Connection on RED randomply stops working (maybe after DHCP renewal?)

Since a few months I experience problems with my RED connection.
At random intervals the connection just dies.
Internally everything is still working and the IPFire GUI works just fine as well.
When I reboot the box (a PCEngine APU4C4) the connection comes backup up and the box gets a new IP from the ISP.
The only thing so far that I found out was that I get a new IP every time when I reboot after the problem appears.
When I reboot when there’s no problem the IP stays the same and before the problems startet the IPs on my ISPs network were so stable that they were nearly fixed, I maybe had to change my A records once every 6-12 months.

I tried daily reboots and reconnects but it didn’t really seem to help.
The problem still appeared every now and then and the scheduled reconnects/reboots every 12h are only partially helpful since in the worst case it can happen that I’m out of the house and don’t have access for to my servers for 11:59h.

I recently tried a script which would check every 5 minutes (fcrontab) if it can ping my domain and if it doesn’t it will restart the box but that didn’t work the last time even though the script itself is working.

Does someone have an idea what I could do to improve the situation?
Do I need to reconnect the RED interface more often?
I’m as well a bit curios why the problem even started is my box maybe close to dying or did my ISP maybe change something?

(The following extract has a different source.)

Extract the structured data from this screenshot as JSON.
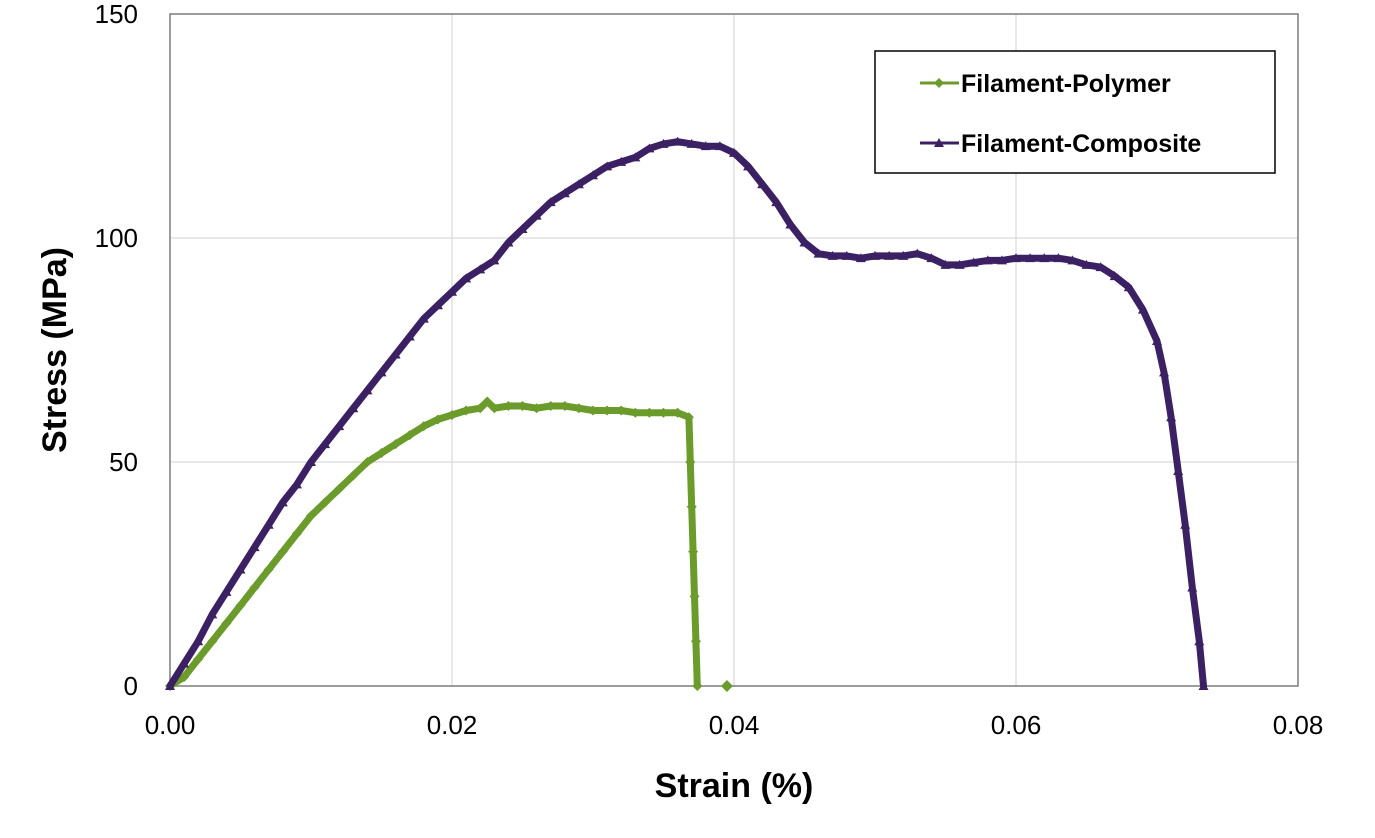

4 lan interfaces? Are all them occupied?

Also: is brand new the cable between your PCEngine and the ISP?
Which speed is negotiated between your RED and the ISP device?

Only 3 interfaces and only two are connected (red and green).
It’s not a new cable but shouldn’t really be damaged since it never got moved anywhere.
I changed it now anyway for god measures to a CAT6 cable.
It’s a 1GBit/s connection and the the connection itself was and still is actually very good and stable besides the new problem.
However I think it’s more a problem on my side since the ISP never detected a problem when I called them and the modem never needs a reboot.
Restarting the firewall is enough.
When the problems started I let the ISP send me a new modem anyway since the previous one was very old, that didn’t fix it though.

Did you try back to the old one? Problem still there?

Maybe old values in some config files?! ARP cache, MTU size or so?

I’ve thrown the old one away because the ISP deactivated it but since the problem happened on the old one as well I don’t think it’s very likely that it would’ve helped.

I didn’t have to configure anything special in order to connect to the ISP and the cache should get cleaned after a reboot, no?

BTW I found the lease of the ISP in /var/ipfire/dhcpc/red0.lease:

BucSc=?

       32-129-172-5dyn.cable.fcom.ch38@6_:;18

I don’t really understand the format but maybe I need to reconnect the IPFire box every x hours to match the lease of the ISP?
AFAIK DHCP should do this automatically however.

I experienced a similar problem a few weeks ago and identified a buggy version of dhcpcd.
Every time i lost the connection on RED, i found an entry in the kernel-log “dhcpcd [Process-Number] segfault at 7fffec9e7000 …”
Which Core Version and which version of dhcpcd are you running?
I found a break-fix in this thread in the old forum, and after the upgrade to core 137 everything worked fine again.

Thank you for the input with the kernel log.
I’ve created a pastebin (https://pastebin.com/dBh1P40T) of the moment when the connection breaks, you can see that there is basically nothing going for about 2h and then collectd does its thing and then silence again for 2h until 6:18 when I wake up.

I’m currently on core version 138 and dhcpd version is isc-dhcpd-4.4.1.
Segfault doesn’t appear in my kernel logs.

I’m having the same issue with dhcpd that randomly crashes, I’ve enabled debug but nothing shows on the logs

I’m running ipfire 142, to avoid outage I’ve croned a small script to relaunch it :

#!/bin/bash

RESTART="/usr/local/bin/connscheduler reconnect"
PGREP="/usr/bin/pgrep"
PROC="dhcpcd"

$PGREP ${PROC}

if [ $? -ne 0 ]
then
 $RESTART
fi

Thank you for your input. That looks like a saner approach than what I did (restarting the whole firewall when I couldn’t reach Google every 5 minutes) :).